If you want to have a voice in how the regulation is implemented, perhaps you should offer suggestions for how to implement it better. That's how it works in most industries; legislators propose to enact regulation X, manufacturers respond that X would have undesirable consequences and Y would be better, and then they discuss to figure out how to best balance all the competing interests.

For reasons that aren't entirely clear to me, firearms manufacturers seem to think they're entitled to instead stomp their feet and say "no, no regulation, you have to let me do whatever I want!". I'm never quite sure why they think this foot-stomping would be at all persuasive to people who don't manufacture firearms. Again, I imagine you don't see things this way and I'd be happy to learn more about what I've gotten wrong here.
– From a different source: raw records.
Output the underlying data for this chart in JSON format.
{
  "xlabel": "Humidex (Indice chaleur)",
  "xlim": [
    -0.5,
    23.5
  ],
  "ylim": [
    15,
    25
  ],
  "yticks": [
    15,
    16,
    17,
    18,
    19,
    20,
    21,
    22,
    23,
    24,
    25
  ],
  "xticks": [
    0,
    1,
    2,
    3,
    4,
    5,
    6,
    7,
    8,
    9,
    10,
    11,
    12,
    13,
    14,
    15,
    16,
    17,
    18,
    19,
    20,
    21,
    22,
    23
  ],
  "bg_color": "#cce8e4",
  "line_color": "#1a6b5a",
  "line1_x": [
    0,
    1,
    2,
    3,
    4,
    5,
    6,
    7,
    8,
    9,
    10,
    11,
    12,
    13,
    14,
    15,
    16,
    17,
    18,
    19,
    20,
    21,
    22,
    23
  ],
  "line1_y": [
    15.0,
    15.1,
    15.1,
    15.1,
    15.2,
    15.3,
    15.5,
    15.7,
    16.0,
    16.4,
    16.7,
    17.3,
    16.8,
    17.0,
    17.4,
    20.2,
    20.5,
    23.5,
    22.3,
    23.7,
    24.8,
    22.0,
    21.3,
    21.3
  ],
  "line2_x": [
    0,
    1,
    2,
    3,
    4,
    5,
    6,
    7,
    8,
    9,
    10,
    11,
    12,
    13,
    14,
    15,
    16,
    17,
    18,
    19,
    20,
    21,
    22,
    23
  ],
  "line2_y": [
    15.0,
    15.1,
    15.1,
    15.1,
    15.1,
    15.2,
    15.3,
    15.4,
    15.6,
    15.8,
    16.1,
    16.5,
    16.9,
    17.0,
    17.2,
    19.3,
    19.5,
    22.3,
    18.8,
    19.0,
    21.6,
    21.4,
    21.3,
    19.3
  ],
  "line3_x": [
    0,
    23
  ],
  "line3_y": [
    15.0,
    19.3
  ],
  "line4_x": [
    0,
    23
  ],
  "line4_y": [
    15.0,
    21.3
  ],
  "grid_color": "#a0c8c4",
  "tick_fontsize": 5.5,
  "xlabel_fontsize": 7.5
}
I would rather just accept more crime than accept draconian regulation telling me what I can do with a piece of hardware I own

Go solve gun crime with boots on the ground instead

Again, it seems like there's a critical insight that's gone missing between the first and second lines of your post. It's unsurprising that a manufacturer might prefer to be regulated less rather than more, and there are a number of cases where I ultimately agree with some manufacturer or another on that. Perhaps it's the case that gun crime would be best resolved with boots on the ground; I could imagine being persuaded by someone who explains where the boots are going to come from and why they're not already there. Maybe I could even be persuaded that 3D printing is more important than crime reduction, although I'm less able to imagine what would convince me of that.

It's incredibly bizarre that you feel entitled to issue commands about what I or the California legislature must do instead of passing the regulations you don't like. What is your mental model of the world, where someone would read the words "Go solve gun crime with boots on the ground instead" and not become more passionate about the idea that we must regulate you whether you like it or not?

> For reasons that aren't entirely clear to me, firearms manufacturers seem to think they're entitled to instead stomp their feet and say "no, no regulation, you have to let me do whatever I want!".

Who exactly is the "firearms manufacturer?" I've owned and used 3D printers for years. Not once has anything I've used or seen from any 3D printer manufacturer or other related supplier have anything to do with guns.

Then I'd expect you won't be affected by this ban on manufacturing guns with 3D printers. Perhaps there's some changes we should make to better ensure you won't be affected; if so by all means you should suggest them.
Why not focus on the actual gun problem, handguns, and not histrionics about ghost guns and SBRs?
We try! But most California restrictions on handguns have been struck down by the courts, and many of the surviving restrictions manufacturers simply refuse to comply with. They've been boycotting microstamping technology for over a decade, blatantly lying about commercial viability as an excuse for their policy preference not to do it. (I'm slightly sympathetic, because it is true that the first manufacturer to comply will probably themselves get boycotted by anti-gun-regulation zealots.)